Monday, December 21, 2015

On being your Black friend (who, like, isn't even THAT Black)

I have a lot of White friends. That's always been the case, and most of the time it's so normal that it doesn't bother me, but sometimes it does. As you could probably imagine, it also creates space for misunderstandings and the occasional awkward situation. But that comes with the territory of being the only POC - person of color - in the friend group (although it shouldn't). Here's a bit of perspective about being the "only one."

1. You saying that I talk or act "White" isn't going to make me feel better. I'm not going to sigh and say, "Golly! Thank you for noticing; I've been practicing my White accent all week! What a relief." I understand that you're trying to say that I behave differently from the stereotypical image in your head of what a Black person "should" be, and that it's funny or impressive, but it's neither. It's hurtful.

2. I will act VERY differently depending on who I'm with. When I'm in New York with my Black friends and we go out to a bar that's predominantly White, I really have no problem rolling my eyes with them, like, "Ugh. White people."

However, when I'm in Boston, where most of my friends are White, I figure my roommates probably won't appreciate that? So I refrain. But White people can also be very frustrating. #NotAllWhitePeople though.

3. I mostly date White guys. THERE, I said it. And it's not because of internalized oppression, okay?

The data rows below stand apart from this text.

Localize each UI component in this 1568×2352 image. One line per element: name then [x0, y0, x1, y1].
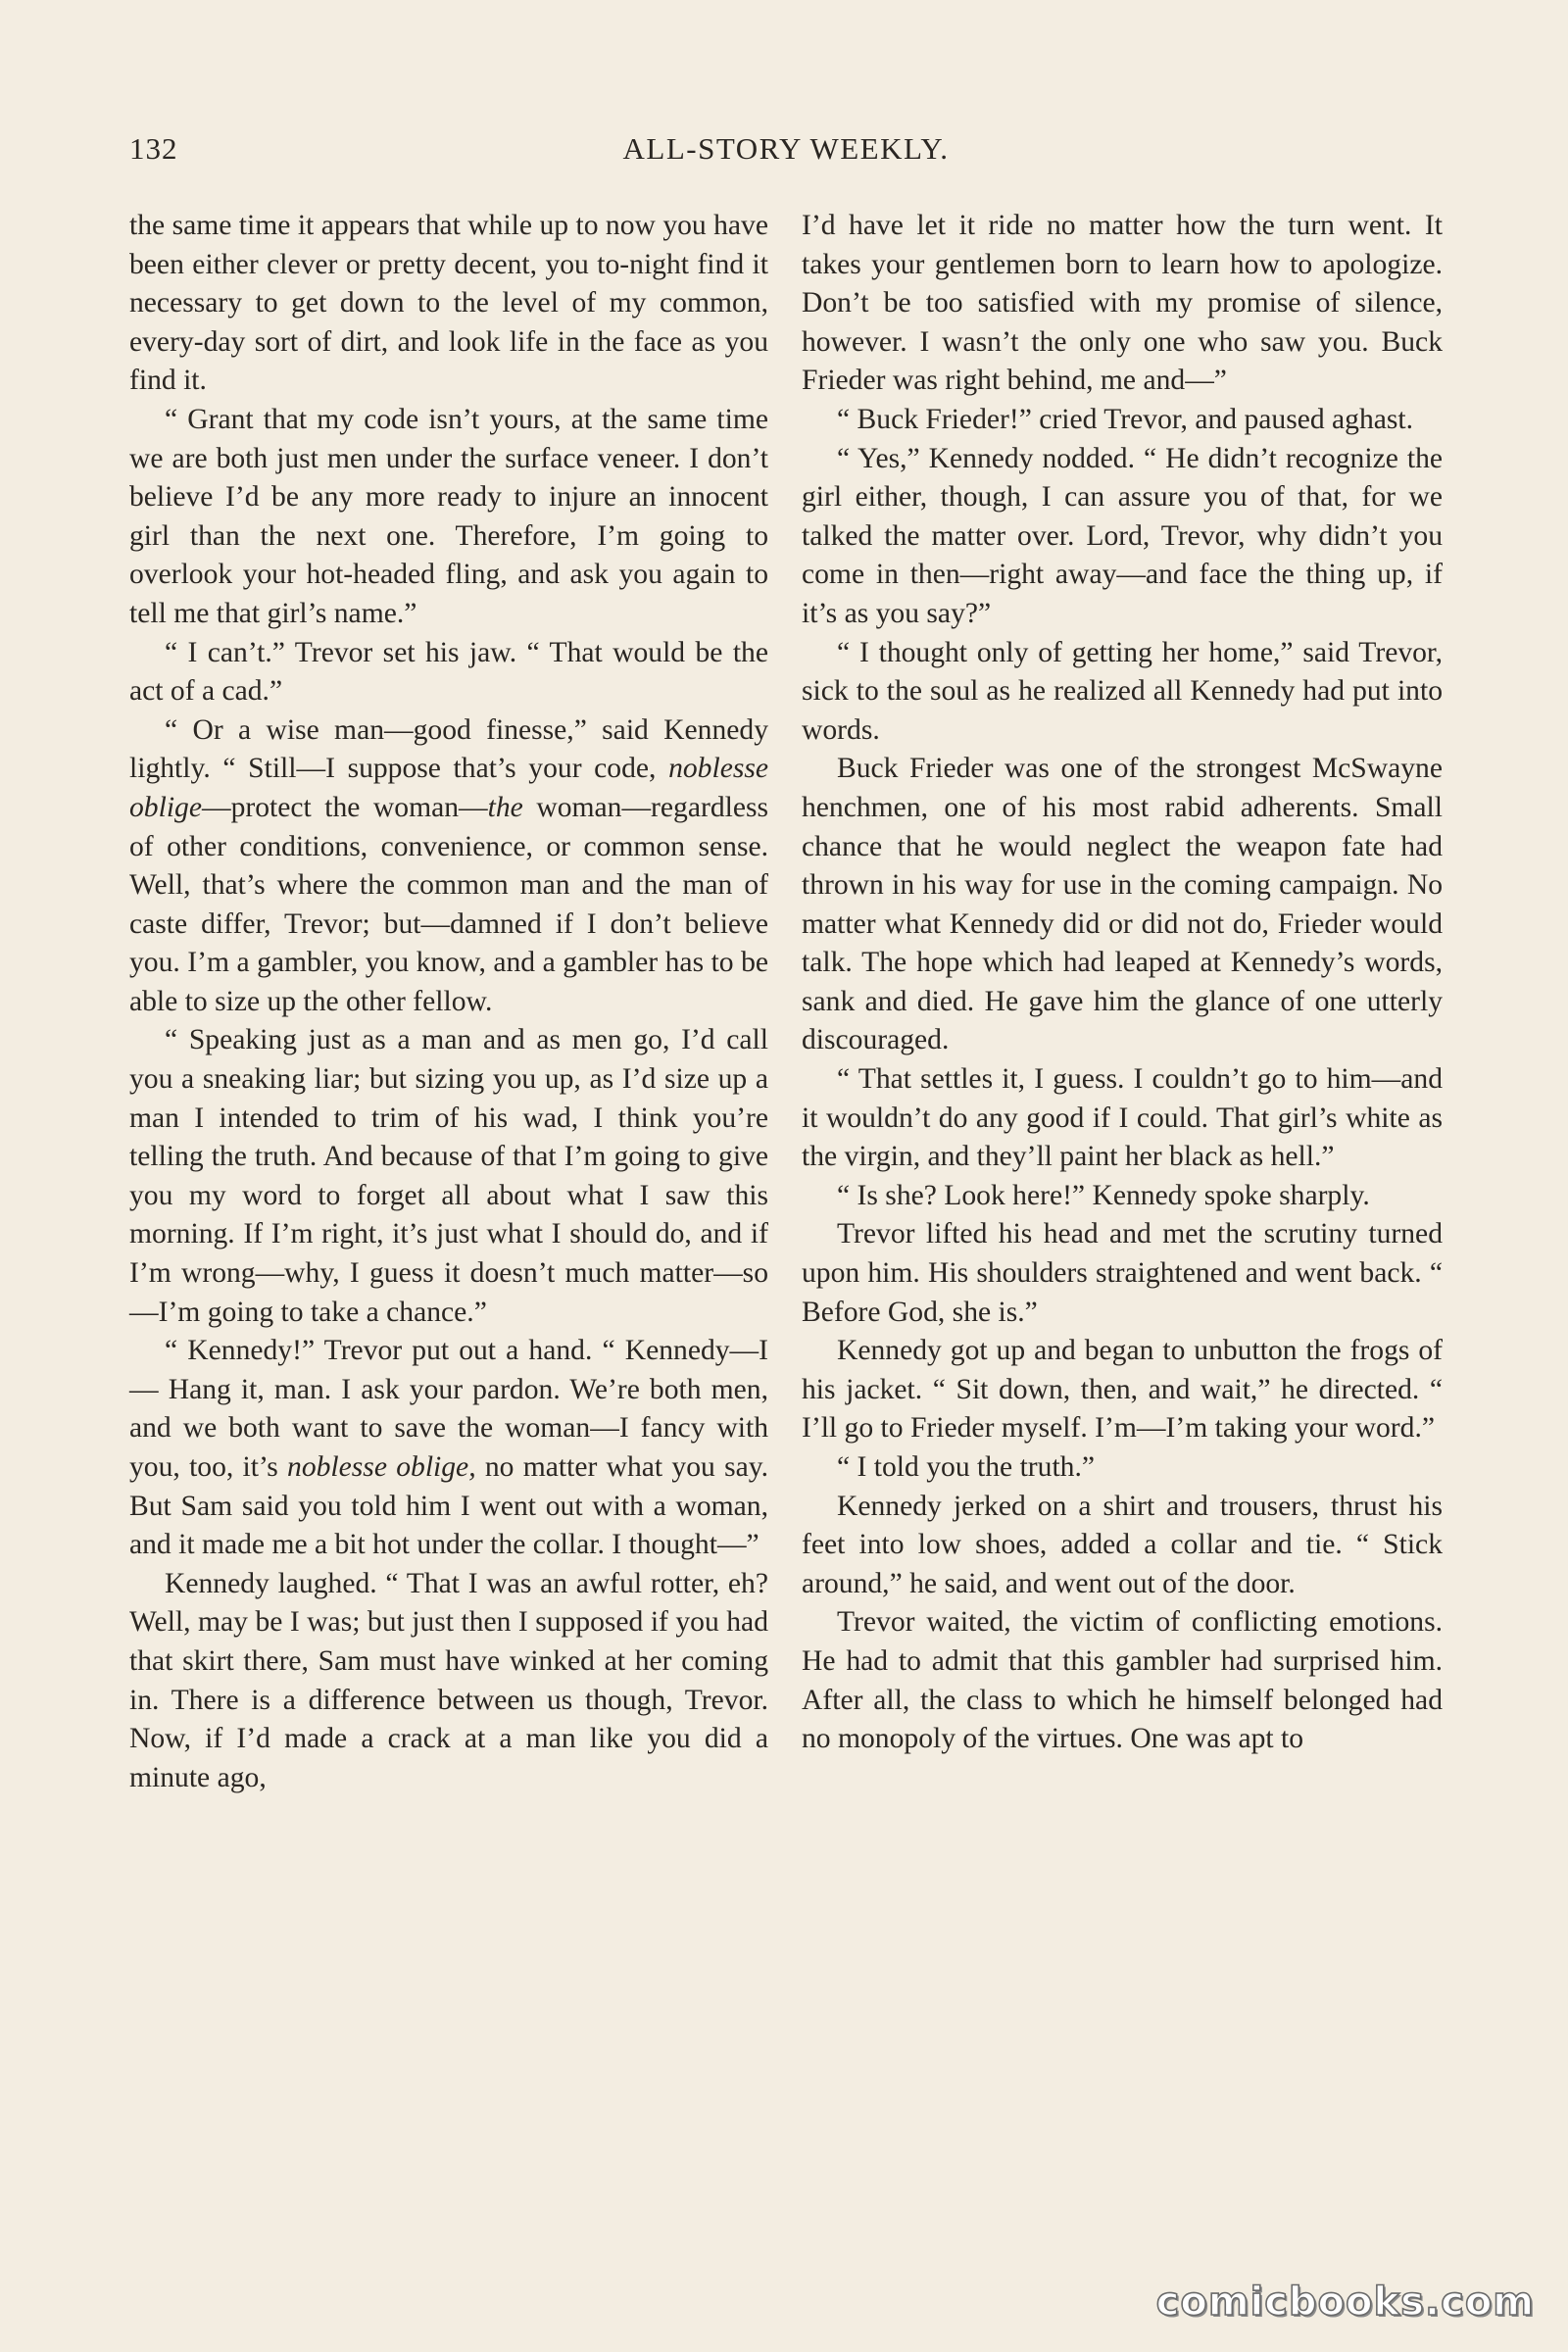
text-run: woman—regardless of other conditions, convenience, or common sense. Well, that’s where the common man and the man of caste differ, Trevor; but—damned if I don’t believe you. I’m a gambler, you know, and a gambler has to be able to size up the other fellow. — [129, 791, 769, 1017]
text-run: “ Or a wise man—good finesse,” said Kennedy lightly. “ Still—I suppose that’s your code, — [129, 713, 768, 785]
paragraph: Kennedy got up and began to unbutton the frogs of his jacket. “ Sit down, then, and wait,” he directed. “ I’ll go to Frieder myself. I’m—I’m taking your word.” — [802, 1335, 1443, 1445]
italic-phrase: the — [487, 791, 523, 823]
watermark-logo: comicbooks.com — [1155, 2279, 1535, 2325]
paragraph: “ Yes,” Kennedy nodded. “ He didn’t recognize the girl either, though, I can assure you of that, for we talked the matter over. Lord, Trevor, why didn’t you come in then—right away—and face the thing up, if it’s as you say?” — [802, 442, 1443, 629]
paragraph: I’d have let it ride no matter how the turn went. It takes your gentlemen born to learn how to apologize. Don’t be too satisfied with my promise of silence, however. I wasn’t the only one who saw you. Buck Frieder was right behind, me and—” — [802, 210, 1443, 397]
italic-phrase: noblesse oblige, — [287, 1451, 476, 1483]
paragraph: Buck Frieder was one of the strongest McSwayne henchmen, one of his most rabid adherents. Small chance that he would neglect the weapon fate had thrown in his way for use in the coming campaign. No matter what Kennedy did or did not do, Frieder would talk. The hope which had leaped at Kennedy’s words, sank and died. He gave him the glance of one utterly discouraged. — [802, 753, 1443, 1056]
right-column — [802, 207, 1443, 1759]
text-run: —protect the woman— — [201, 791, 488, 823]
paragraph: “ Buck Frieder!” cried Trevor, and paused aghast. — [837, 403, 1414, 435]
paragraph: “ Grant that my code isn’t yours, at the same time we are both just men under the surface veneer. I don’t believe I’d be any more ready to injure an innocent girl than the next one. Therefore, I’m going to overlook your hot-headed fling, and ask you again to tell me that girl’s name.” — [129, 403, 768, 629]
paragraph — [129, 711, 768, 1022]
paragraph — [129, 1332, 768, 1565]
paragraph: Kennedy laughed. “ That I was an awful rotter, eh? Well, may be I was; but just then I supposed if you had that skirt there, Sam must have winked at her coming in. There is a difference between us though, Trevor. Now, if I’d made a crack at a man like you did a minute ago, — [129, 1567, 768, 1793]
left-column — [129, 207, 768, 1797]
paragraph: “ I can’t.” Trevor set his jaw. “ That would be the act of a cad.” — [129, 636, 768, 708]
paragraph: “ Is she? Look here!” Kennedy spoke sharply. — [837, 1179, 1370, 1211]
page-header — [129, 131, 1443, 174]
italic-phrase: noblesse oblige — [129, 753, 768, 823]
paragraph: Kennedy jerked on a shirt and trousers, thrust his feet into low shoes, added a collar and tie. “ Stick around,” he said, and went out of the door. — [802, 1490, 1443, 1599]
paragraph: the same time it appears that while up to now you have been either clever or pretty decent, you to-night find it necessary to get down to the level of my common, every-day sort of dirt, and look life in the face as you find it. — [129, 210, 768, 397]
paragraph: “ That settles it, I guess. I couldn’t go to him—and it wouldn’t do any good if I could. That girl’s white as the virgin, and they’ll paint her black as hell.” — [802, 1063, 1443, 1173]
paragraph: “ Speaking just as a man and as men go, I’d call you a sneaking liar; but sizing you up, as I’d size up a man I intended to trim of his wad, I think you’re telling the truth. And because of that I’m going to give you my word to forget all about what I saw this morning. If I’m right, it’s just what I should do, and if I’m wrong—why, I guess it doesn’t much matter—so—I’m going to take a chance.” — [129, 1024, 768, 1328]
paragraph: “ I told you the truth.” — [837, 1451, 1095, 1483]
text-run: no matter what you say. But Sam said you told him I went out with a woman, and it made me a bit hot under the collar. I thought—” — [129, 1451, 769, 1561]
running-title: ALL-STORY WEEKLY. — [622, 131, 950, 166]
paragraph: Trevor waited, the victim of conflicting emotions. He had to admit that this gambler had surprised him. After all, the class to which he himself belonged had no monopoly of the virtues. One was apt to — [802, 1606, 1443, 1755]
paragraph: “ I thought only of getting her home,” said Trevor, sick to the soul as he realized all Kennedy had put into words. — [802, 636, 1443, 746]
text-run: “ Kennedy!” Trevor put out a hand. “ Kennedy—I— Hang it, man. I ask your pardon. We’re both men, and we both want to save the woman—I fancy with you, too, it’s — [129, 1335, 768, 1483]
page-number: 132 — [129, 131, 178, 166]
paragraph: Trevor lifted his head and met the scrutiny turned upon him. His shoulders straightened and went back. “ Before God, she is.” — [802, 1218, 1443, 1328]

I also like Latino, Asian, and Black guys, since we're on the topic. The race, sexuality, or gender identity of who you're attracted to really isn't anyone's business but your own, but let's think about someone like me contextually. I've grown up in predominantly White school settings, and live in an area where most of the people I encounter are White. So, most of the guys I've had crushes on have been White. Rocket science, really.

4. Sometimes I get upset, and sometimes I'm quiet. Maybe it's because I had a long day, or maybe I missed my bus on the way to work. Maybe it's because going to bed was tough and waking up was even tougher knowing that another Black man/woman/child was senselessly killed. It's physically, emotionally, and mentally exhausting, and I feel the pain in my heart constantly.

5. I may not bring these things up to you. In fact, I probably won't, because who wants to hear Christina complain about White people and oppression? Just because I may be your only Black friend doesn't mean that I'm ONLY your Black friend. I don't exist to know the words to that one rap song or to teach you how to twerk. I don't want to hear how cute my and so-and-so's baby would be, as if biracial children don't deeply struggle with identity issues.

This isn't just about me, either. Appreciate your friends of color AND their identities. Remember that your gay friend doesn't only exist to go shopping with you. Remember that your friend with anxiety doesn't "just need to relax." Everyone has an identity that they carry with them every day, whether or not you choose to acknowledge it.

6. To everyone: it's okay to be honest. Let your friends or co-workers know that you've had a hard day because of what's on the news, or because someone said something strikingly offensive to you. It's okay to feel and to hurt and to ask for support. Don't apologize. The people you surround yourself with should be as supportive and as patient as you are brave.